Every year, students with special needs show off their athletic skills in a basketball game against peers from another county. 

The event, Lions Together, includes students from all six Louisa County Public Schools in a friendly competition with their counterparts. This year, students competed against their peers from Greene County on March 10 at the Louisa County High School. 

Students from the high school packed the gymnasium to cheer on both teams. With every point scored, the audience cheered louder and louder. It didn’t matter who scored a point — the audience cheered for all athletes. 

Special provisions were made for players who would otherwise be unable to participate due to their disabilities. Several players in wheelchairs used handheld hoops to make it easy to shoot a ball through the net. 

Athletes were greeted with a message from a special guest, University of Virginia men’s basketball coach Tony Bennett. The video message was pre-recorded and broadcasted before the game to rally the players.

Louisa County Public Schools Superintendent Doug Straley is proud of the turnout at this year’s game. He believes events like this are important because it brings people together and creates an environment of inclusivity for all people at school. Straley said he believes the concept of a team is a lot like a family and tries to stress the idea of “one family” in the school system. 

“As we bring students together to cheer on all of our teammates, we’re building good people and good citizens to go out into the world,” he explained. 

By increasing the awareness of adaptive activities, including athletics like the Lions Together basketball game, students have more opportunities to learn about each other’s differences and appreciate the things that make each person unique. 

The game also has benefits for the players. 

LCHS senior Noah Klotz, who scored multiple points during the game, said that participating gave him confidence. He said he enjoys having the chance to show others how well he can play basketball. 
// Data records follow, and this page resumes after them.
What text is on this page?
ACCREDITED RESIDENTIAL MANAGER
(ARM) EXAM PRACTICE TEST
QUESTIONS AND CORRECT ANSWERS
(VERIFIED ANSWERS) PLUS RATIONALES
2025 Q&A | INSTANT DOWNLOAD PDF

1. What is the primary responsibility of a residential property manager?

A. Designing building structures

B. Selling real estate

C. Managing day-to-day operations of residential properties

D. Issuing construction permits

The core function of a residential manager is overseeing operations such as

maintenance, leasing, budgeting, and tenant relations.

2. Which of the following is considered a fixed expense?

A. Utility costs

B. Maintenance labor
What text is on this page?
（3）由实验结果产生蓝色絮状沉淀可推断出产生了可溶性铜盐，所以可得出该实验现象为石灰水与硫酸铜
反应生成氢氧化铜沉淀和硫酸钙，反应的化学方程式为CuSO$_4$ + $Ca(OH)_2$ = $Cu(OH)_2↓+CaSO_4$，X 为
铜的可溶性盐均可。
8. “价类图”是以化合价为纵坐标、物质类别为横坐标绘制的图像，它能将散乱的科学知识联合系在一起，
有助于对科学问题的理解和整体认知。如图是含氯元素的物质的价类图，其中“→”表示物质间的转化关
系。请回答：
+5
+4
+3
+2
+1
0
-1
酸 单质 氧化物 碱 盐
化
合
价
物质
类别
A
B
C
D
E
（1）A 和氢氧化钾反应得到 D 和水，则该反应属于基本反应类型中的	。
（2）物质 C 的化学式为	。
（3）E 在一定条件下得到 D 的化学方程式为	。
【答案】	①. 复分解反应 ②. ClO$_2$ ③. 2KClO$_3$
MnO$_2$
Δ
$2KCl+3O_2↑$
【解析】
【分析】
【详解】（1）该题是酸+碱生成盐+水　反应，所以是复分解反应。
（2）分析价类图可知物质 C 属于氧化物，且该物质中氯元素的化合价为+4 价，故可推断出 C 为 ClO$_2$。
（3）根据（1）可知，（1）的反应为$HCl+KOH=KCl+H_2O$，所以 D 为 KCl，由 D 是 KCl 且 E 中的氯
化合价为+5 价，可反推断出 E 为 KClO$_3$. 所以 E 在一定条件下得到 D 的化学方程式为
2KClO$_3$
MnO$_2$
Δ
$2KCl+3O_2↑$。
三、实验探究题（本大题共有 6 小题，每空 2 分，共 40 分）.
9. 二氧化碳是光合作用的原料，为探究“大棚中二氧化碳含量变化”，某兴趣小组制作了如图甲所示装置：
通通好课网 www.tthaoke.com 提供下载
For other students with special needs, just having an event they can be a part of makes all the difference. 

Anna Schick, a 17-year-old with autism, said she had a lot of fun participating in the game but her favorite part of the event was “listening to the marching band” as they serenaded the attendees. 

Her dad, John Schick, who teaches special needs students at the high school, proudly watched her score numerous points from the sideline. 

"It feels great to see Anna participate," he said. "The culture of our school is so positive. It’s wonderful to see our kids celebrated as important and valued. Plus, movement and athletics are good for everyone regardless of abilities."

This is the seventh and final game of the season for the Lions Together players, according to Andrew Woolfolk, Louisa County Public Schools spokesman.